After the left and right Franka arms, Robotiq grippers, cameras, foot pedal, PICO data stream, and collection Ray cluster are ready, run this on the head node:

bash examples/embodiment/collect_data.sh realworld_dual_franka_collect_data_pico

Foot-pedal keys:

  • a: start recording; pressing it again while recording aborts the current buffer and discards it.

  • b: increment segment_id for subtask boundaries.

  • c: mark success, write the LeRobot shard, and end the current episode.

PICO operation:

  1. Wear the headset and face the front of the workspace.

  2. Pull trigger to calibrate the PICO base.

  3. Hold left / right grip to intervene on the left / right arm.

  4. Use X/Y for the left gripper and A/B for the right gripper.

  5. When one hand releases grip, the corresponding arm holds the current TCP.

The collection script writes under logs/<timestamp>/:

  • replay-buffer trajectories: demos/

  • LeRobot data: collected_data/rank_0/id_0/; later shards are id_1, id_2

PICO dual-arm collection already uses the realworld_dual_franka_tcp_rot6d environment, so the actions are already tcp_rot6d. You do not need to run the backfill_tcp_rot6d.py step used by the GELLO joint-data workflow.

Note

data_collection.resume: True only resumes under the same save_dir. collect_data.sh creates a new logs/<timestamp> directory by default. To append across runs, set data_collection.save_dir to a fixed path.

Prepare the Checkpoint#

Online DAgger requires a deployable OpenPI checkpoint. For data organization, normalization stats, SFT, and checkpoint directory preparation, follow the SFT and deployment-checkpoint sections in Using Dual Franka.

When using data collected from this page, the data already comes from the realworld_dual_franka_tcp_rot6d environment, so do not run the GELLO joint-data backfill_tcp_rot6d.py step again.
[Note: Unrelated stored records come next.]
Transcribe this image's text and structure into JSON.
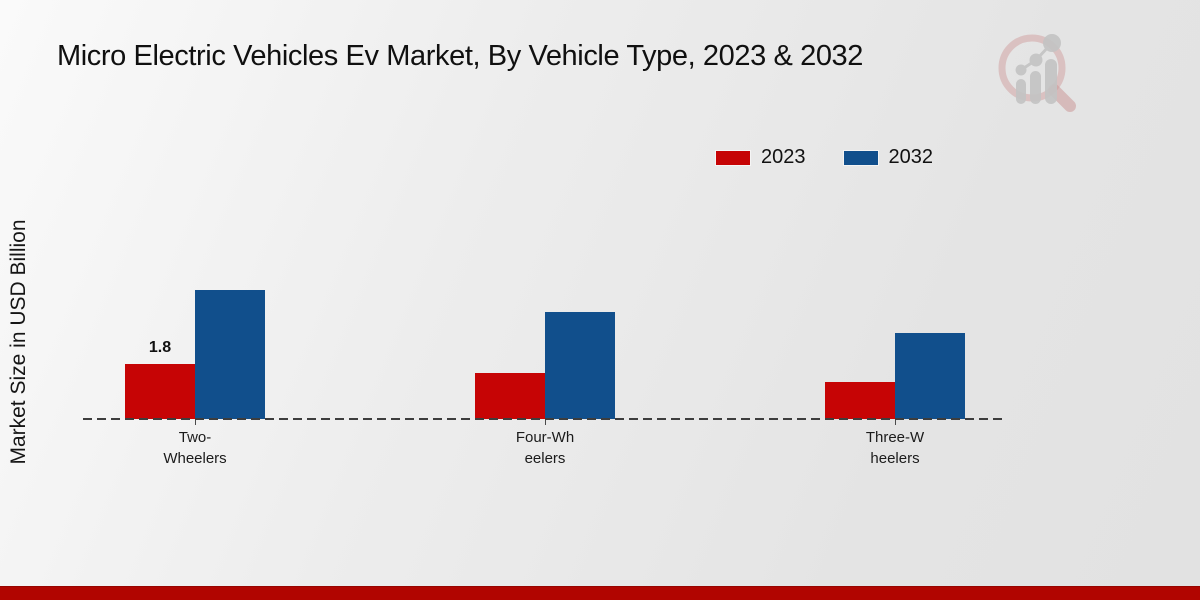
{
  "title": "Micro Electric Vehicles Ev Market, By Vehicle Type, 2023 & 2032",
  "y_axis_label": "Market Size in USD Billion",
  "legend": {
    "items": [
      {
        "label": "2023",
        "color": "#c60405"
      },
      {
        "label": "2032",
        "color": "#114f8c"
      }
    ]
  },
  "colors": {
    "series_2023": "#c60405",
    "series_2032": "#114f8c",
    "footer_bar": "#b10500",
    "axis_dash": "#3d3d3d",
    "background": "#e9e9e9"
  },
  "logo": {
    "name": "market-research-magnifier-logo"
  },
  "chart_data": {
    "type": "bar",
    "title": "Micro Electric Vehicles Ev Market, By Vehicle Type, 2023 & 2032",
    "xlabel": "",
    "ylabel": "Market Size in USD Billion",
    "categories": [
      "Two-Wheelers",
      "Four-Wheelers",
      "Three-Wheelers"
    ],
    "category_label_lines": [
      [
        "Two-",
        "Wheelers"
      ],
      [
        "Four-Wh",
        "eelers"
      ],
      [
        "Three-W",
        "heelers"
      ]
    ],
    "series": [
      {
        "name": "2023",
        "color": "#c60405",
        "values": [
          1.8,
          1.5,
          1.2
        ]
      },
      {
        "name": "2032",
        "color": "#114f8c",
        "values": [
          4.2,
          3.5,
          2.8
        ]
      }
    ],
    "data_labels": [
      {
        "series": "2023",
        "category": "Two-Wheelers",
        "text": "1.8"
      }
    ],
    "ylim": [
      0,
      4.6
    ],
    "grid": false,
    "legend_position": "top-right",
    "baseline_style": "dashed"
  }
}
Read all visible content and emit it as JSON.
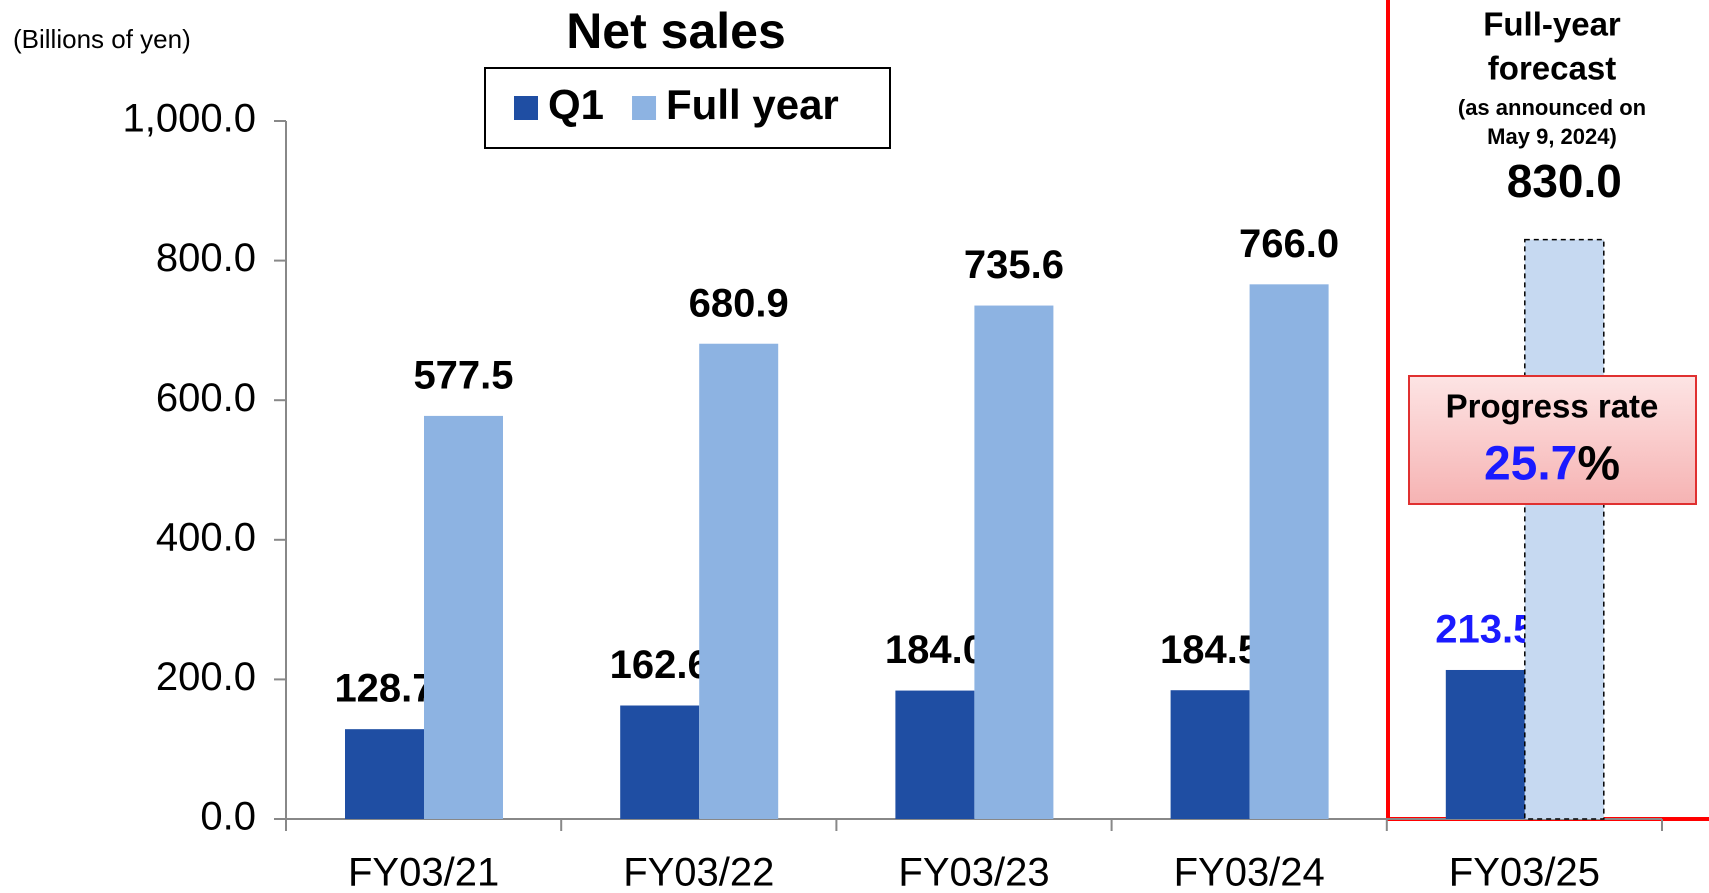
{
  "chart_data": {
    "type": "bar",
    "title": "Net sales",
    "unit_label": "(Billions of yen)",
    "categories": [
      "FY03/21",
      "FY03/22",
      "FY03/23",
      "FY03/24",
      "FY03/25"
    ],
    "series": [
      {
        "name": "Q1",
        "color": "#1f4ea3",
        "values": [
          128.7,
          162.6,
          184.0,
          184.5,
          213.5
        ],
        "value_labels": [
          "128.7",
          "162.6",
          "184.0",
          "184.5",
          "213.5"
        ]
      },
      {
        "name": "Full year",
        "color": "#8db3e2",
        "values": [
          577.5,
          680.9,
          735.6,
          766.0,
          830.0
        ],
        "value_labels": [
          "577.5",
          "680.9",
          "735.6",
          "766.0",
          "830.0"
        ]
      }
    ],
    "ylim": [
      0,
      1000
    ],
    "yticks": [
      {
        "value": 0,
        "label": "0.0"
      },
      {
        "value": 200,
        "label": "200.0"
      },
      {
        "value": 400,
        "label": "400.0"
      },
      {
        "value": 600,
        "label": "600.0"
      },
      {
        "value": 800,
        "label": "800.0"
      },
      {
        "value": 1000,
        "label": "1,000.0"
      }
    ],
    "grid": false,
    "legend": "top",
    "forecast": {
      "title": [
        "Full-year",
        "forecast"
      ],
      "note": [
        "(as announced on",
        "May 9, 2024)"
      ],
      "index": 4,
      "color": "#c6d9f1",
      "border": "#ff0000",
      "label_color": "#1a1aff"
    },
    "progress_rate": {
      "label": "Progress rate",
      "value": 25.7,
      "unit": "%"
    }
  }
}
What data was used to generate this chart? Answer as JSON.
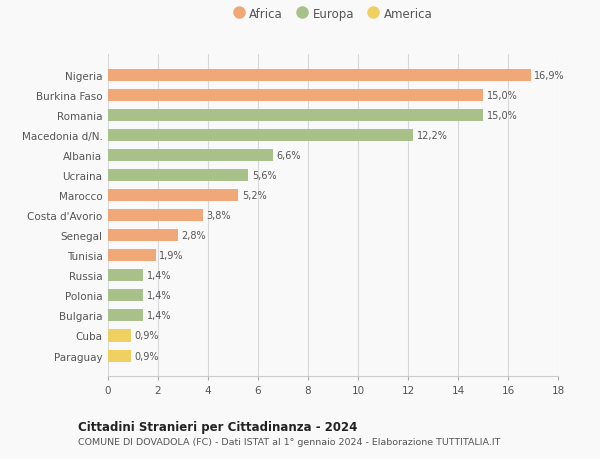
{
  "countries": [
    "Nigeria",
    "Burkina Faso",
    "Romania",
    "Macedonia d/N.",
    "Albania",
    "Ucraina",
    "Marocco",
    "Costa d'Avorio",
    "Senegal",
    "Tunisia",
    "Russia",
    "Polonia",
    "Bulgaria",
    "Cuba",
    "Paraguay"
  ],
  "values": [
    16.9,
    15.0,
    15.0,
    12.2,
    6.6,
    5.6,
    5.2,
    3.8,
    2.8,
    1.9,
    1.4,
    1.4,
    1.4,
    0.9,
    0.9
  ],
  "labels": [
    "16,9%",
    "15,0%",
    "15,0%",
    "12,2%",
    "6,6%",
    "5,6%",
    "5,2%",
    "3,8%",
    "2,8%",
    "1,9%",
    "1,4%",
    "1,4%",
    "1,4%",
    "0,9%",
    "0,9%"
  ],
  "continent": [
    "Africa",
    "Africa",
    "Europa",
    "Europa",
    "Europa",
    "Europa",
    "Africa",
    "Africa",
    "Africa",
    "Africa",
    "Europa",
    "Europa",
    "Europa",
    "America",
    "America"
  ],
  "colors": {
    "Africa": "#F0A878",
    "Europa": "#A8C08A",
    "America": "#F0D060"
  },
  "legend_order": [
    "Africa",
    "Europa",
    "America"
  ],
  "title1": "Cittadini Stranieri per Cittadinanza - 2024",
  "title2": "COMUNE DI DOVADOLA (FC) - Dati ISTAT al 1° gennaio 2024 - Elaborazione TUTTITALIA.IT",
  "xlim": [
    0,
    18
  ],
  "xticks": [
    0,
    2,
    4,
    6,
    8,
    10,
    12,
    14,
    16,
    18
  ],
  "background_color": "#f9f9f9",
  "grid_color": "#d8d8d8",
  "bar_height": 0.6
}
After the checkpoint is ready, set the following in examples/embodiment/config/realworld_dual_franka_dagger_openpi.yaml:

rollout:
  model:
    model_path: /path/to/deploy/global_step_<N>

actor:
  model:
    openpi_data:
      repo_id: <repo_id>/tcp_rot6d_v1

Run Online HG-DAgger#

Check Key DAgger Settings#

Before launch, confirm these fields:

algorithm:
  dagger:
    only_save_expert: True

env:
  train:
    use_pico: True
    keyboard_reward_wrapper: eval_control
    pico:
      zmq_addr: "tcp://<vr_publisher_ip>:<port>"
      hand: "dual"
      hold_current_when_inactive: False
  eval:
    use_pico: False

only_save_expert: True means the replay buffer only saves frames from PICO interventions. env.eval.use_pico: False means evaluation uses the policy alone, without human intervention.

Run DAgger#

After the DAgger Ray cluster is running, start online training on the head node:

bash examples/embodiment/run_realworld_async.sh realworld_dual_franka_dagger_openpi

During the run:

  • a: start one policy rollout from idle.

  • left / right grip: intervene on the corresponding arm; the other arm continues executing the policy action if it is not being intervened on.

  • b: mark failure and end the current rollout.

  • c: mark success and end the current rollout.

After each episode, the env resets and waits for a again. During policy execution, hold grip only when you need to correct the policy, then release it to let the policy continue. Those intervention segments enter the HG-DAgger replay buffer through info["intervene_action"].

Monitoring#

Start TensorBoard:

tensorboard --logdir ./logs

Recommended metrics:

  • train/dagger/actor_loss: supervised loss on intervention data.

  • train/replay_buffer/num_trajectories: number of saved trajectories.

  • train/replay_buffer/total_samples: number of trainable samples.

  • train/actor/lr and train/actor/grad_norm: training stability.

During collection, inspect logs/<timestamp>/run_embodiment.log to confirm the successful episode count and the LeRobot write path.

Troubleshooting#

DAgger waits too long and does not start

This is expected behavior for keyboard_reward_wrapper: eval_control. If DAgger waits for a long time after launch, press the foot pedal mapped to keyboard a to start the rollout.